TROPIC ISLE BUILDING
P O BOX 3331
ROAD TOWN TORTOLA, D8VG 1110
X
Signatures
/s/ Susan V. Demers, for Vicali Services (BVI) Inc. 11/20/2019
Signature of Reporting Person Date
Explanation of Responses:
( 1 )Includes shares and warrants held directly by Clifton Bay Offshore Investments L.P. ("Clifton Bay Investments") and Quadrant Management, Inc. ("QMI"). Clifton Bay Investments holds 15,025,135 shares of Class A Common Stock (including shares of Class A Common Stock underlying 665,628 warrants that will become exercisable December 8, 2019). QMI holds 80,145 shares of Class A Common Stock (including 41,473 shares of Class A Common Stock underlying warrants that will become exercisable December 8, 2019) and 856,044 shares of Class B Common Stock. The general partner of Clifton Bay Investments is Clifton Bay Management Ltd. ("Clifton Bay Management"), which is indirectly owned by the trustee of the Everest Trust ("Everest Trust"), a trust settled by Mr. Wayne Quasha. Q Management Services (PTC) Ltd. ("Q Management"), as trustee of Everest Trust, owns all of the shares of Everest Hill Group Inc. ("Everest Hill"), which indirectly controls Clifton Bay Management.
( 2 )Vicali Services (BVI) Inc., a British Virgin Islands company ("Vicali"), is the sole director of Everest Hill and Q Management, and Susan V. Demers, a United States citizen, and Andrea J. Douglas, a citizen of New Zealand, are the directors of Vicali and each of them has voting power over Vicali and thus power over investment and voting determinations made by Clifton Bay Management. QMI is owned by Everest Hill. Mr. Wayne Quasha, ultimately beneficially owns all of the shares of Everest Hill, and as such, is in a position, indirectly, to determine the investment and voting decisions made by Everest Hill and Clifton Bay Management. The business address of Clifton Bay Investments and Clifton Bay Management is Tropic Isle Building, P.O. Box 3331, Road Town, Tortola, British Virgin Islands VG 1110. The business address of Mr. Wayne Quasha is c/o PFD Corporate Services (BVI) Limited, Tropic Isle Building, P.O. Box 3331, Road Town, Tortola, British Virgin Islands VG 1110.

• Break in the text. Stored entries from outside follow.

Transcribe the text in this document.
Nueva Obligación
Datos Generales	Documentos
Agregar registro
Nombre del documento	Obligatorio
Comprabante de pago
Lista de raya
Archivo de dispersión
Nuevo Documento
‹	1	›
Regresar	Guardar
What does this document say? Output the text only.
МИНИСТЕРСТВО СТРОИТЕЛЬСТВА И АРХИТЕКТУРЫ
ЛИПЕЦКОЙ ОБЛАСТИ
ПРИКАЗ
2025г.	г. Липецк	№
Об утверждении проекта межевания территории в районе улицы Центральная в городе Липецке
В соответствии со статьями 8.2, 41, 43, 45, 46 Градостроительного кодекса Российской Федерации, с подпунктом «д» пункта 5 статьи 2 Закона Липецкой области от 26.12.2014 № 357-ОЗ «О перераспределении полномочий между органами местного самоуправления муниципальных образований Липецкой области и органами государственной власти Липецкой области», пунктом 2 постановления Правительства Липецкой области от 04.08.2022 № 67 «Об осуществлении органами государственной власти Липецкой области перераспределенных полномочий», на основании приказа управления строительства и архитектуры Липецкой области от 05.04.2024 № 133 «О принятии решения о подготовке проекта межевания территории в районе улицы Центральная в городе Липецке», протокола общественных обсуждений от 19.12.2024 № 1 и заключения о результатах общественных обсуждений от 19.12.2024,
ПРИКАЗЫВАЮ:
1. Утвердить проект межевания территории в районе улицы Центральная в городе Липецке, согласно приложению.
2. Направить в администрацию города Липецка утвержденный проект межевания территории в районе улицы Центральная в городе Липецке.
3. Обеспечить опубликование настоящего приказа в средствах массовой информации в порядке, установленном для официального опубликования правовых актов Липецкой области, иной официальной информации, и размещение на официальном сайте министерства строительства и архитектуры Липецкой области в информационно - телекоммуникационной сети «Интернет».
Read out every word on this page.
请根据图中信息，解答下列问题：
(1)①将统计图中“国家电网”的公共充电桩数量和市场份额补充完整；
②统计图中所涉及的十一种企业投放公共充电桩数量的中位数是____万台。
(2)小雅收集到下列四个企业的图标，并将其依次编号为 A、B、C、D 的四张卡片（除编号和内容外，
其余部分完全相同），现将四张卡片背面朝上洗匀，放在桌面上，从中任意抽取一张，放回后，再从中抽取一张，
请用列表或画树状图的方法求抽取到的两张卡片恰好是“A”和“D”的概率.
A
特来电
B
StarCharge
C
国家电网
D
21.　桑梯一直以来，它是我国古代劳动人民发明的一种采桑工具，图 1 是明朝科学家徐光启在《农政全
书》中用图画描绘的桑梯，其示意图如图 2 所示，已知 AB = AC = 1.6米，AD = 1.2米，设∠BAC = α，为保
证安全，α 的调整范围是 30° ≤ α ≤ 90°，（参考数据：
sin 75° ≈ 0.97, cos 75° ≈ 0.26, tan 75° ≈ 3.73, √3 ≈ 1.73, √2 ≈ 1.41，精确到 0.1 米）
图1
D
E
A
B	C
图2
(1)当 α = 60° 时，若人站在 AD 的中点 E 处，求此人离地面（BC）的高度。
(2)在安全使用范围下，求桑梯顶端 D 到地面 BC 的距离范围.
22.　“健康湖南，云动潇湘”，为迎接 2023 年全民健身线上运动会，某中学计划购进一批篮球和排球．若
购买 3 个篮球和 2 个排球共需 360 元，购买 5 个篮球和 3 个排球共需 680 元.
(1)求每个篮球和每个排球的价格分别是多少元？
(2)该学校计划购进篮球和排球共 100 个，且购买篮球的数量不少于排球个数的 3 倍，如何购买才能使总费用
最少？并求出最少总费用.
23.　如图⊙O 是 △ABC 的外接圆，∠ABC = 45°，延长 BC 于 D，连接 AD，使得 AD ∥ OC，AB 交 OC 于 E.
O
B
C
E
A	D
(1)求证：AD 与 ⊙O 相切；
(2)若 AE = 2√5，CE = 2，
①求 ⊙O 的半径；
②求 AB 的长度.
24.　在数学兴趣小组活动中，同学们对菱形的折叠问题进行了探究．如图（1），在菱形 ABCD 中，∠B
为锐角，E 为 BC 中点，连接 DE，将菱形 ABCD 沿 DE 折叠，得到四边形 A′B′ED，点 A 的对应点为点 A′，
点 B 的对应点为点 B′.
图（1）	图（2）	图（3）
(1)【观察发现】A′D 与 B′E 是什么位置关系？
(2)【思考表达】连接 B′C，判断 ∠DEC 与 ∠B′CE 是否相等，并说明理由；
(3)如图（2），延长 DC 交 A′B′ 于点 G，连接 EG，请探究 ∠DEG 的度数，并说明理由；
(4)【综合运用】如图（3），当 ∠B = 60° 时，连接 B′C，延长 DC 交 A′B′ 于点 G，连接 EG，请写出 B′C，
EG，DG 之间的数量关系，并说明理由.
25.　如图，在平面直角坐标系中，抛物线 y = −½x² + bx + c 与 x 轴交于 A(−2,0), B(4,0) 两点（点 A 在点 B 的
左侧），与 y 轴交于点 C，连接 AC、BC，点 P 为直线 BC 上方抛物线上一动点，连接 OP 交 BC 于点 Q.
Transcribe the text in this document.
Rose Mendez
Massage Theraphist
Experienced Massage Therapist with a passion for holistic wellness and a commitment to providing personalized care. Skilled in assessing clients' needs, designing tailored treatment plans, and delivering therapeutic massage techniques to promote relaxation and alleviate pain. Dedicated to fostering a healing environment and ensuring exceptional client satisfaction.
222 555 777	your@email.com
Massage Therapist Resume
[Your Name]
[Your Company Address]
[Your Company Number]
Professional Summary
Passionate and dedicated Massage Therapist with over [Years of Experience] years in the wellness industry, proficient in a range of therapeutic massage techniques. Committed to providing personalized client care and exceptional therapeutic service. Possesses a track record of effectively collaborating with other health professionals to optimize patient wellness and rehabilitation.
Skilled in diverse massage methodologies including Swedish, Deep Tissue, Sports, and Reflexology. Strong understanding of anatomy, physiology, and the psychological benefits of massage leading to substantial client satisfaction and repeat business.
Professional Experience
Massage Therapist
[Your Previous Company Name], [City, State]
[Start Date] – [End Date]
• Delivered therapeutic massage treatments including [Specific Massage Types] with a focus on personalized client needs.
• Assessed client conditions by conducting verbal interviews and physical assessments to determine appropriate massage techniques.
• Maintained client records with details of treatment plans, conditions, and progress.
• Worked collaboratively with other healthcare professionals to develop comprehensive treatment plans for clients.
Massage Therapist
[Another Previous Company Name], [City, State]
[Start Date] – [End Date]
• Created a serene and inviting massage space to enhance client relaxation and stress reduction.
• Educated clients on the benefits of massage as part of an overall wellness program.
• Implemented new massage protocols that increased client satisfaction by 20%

( 3 )The business address of Everest Hill is Tropic Isle Building, P.O. Box 3331, Road Town, Tortola, British Virgin Islands VG 1110.

Remarks:
This Form 3 is hereby filed by the reporting person in its own capacity and in respect of the following affiliates of the reporting person deemed to beneficially own securities of the issuer: Clifton Bay Investments, QMI, Clifton Bay Management, Wayne Quasha, Q Management as trustee of Everest Trust, Everest Hill, Vicali, Susan V. Demers, Andrea J. Douglas, and Alan Quasha, each as respectively disclosed in that certain Schedule 13D filed by the reporting person with the Commission on January 9, 2020 and incorporated herein by reference. Alan Quasha serves as a director of the Issuer and is an affiliate of QMI. In connection therewith, QMI may be deemed to be a director by deputization of the Issuer solely for purposes of Section 16(a) of the Exchange Act. As a result, QMI is reported as a "Reporting Person" in Item 1 in respect of the "Director" box as marked in Item 4 of this Form 3.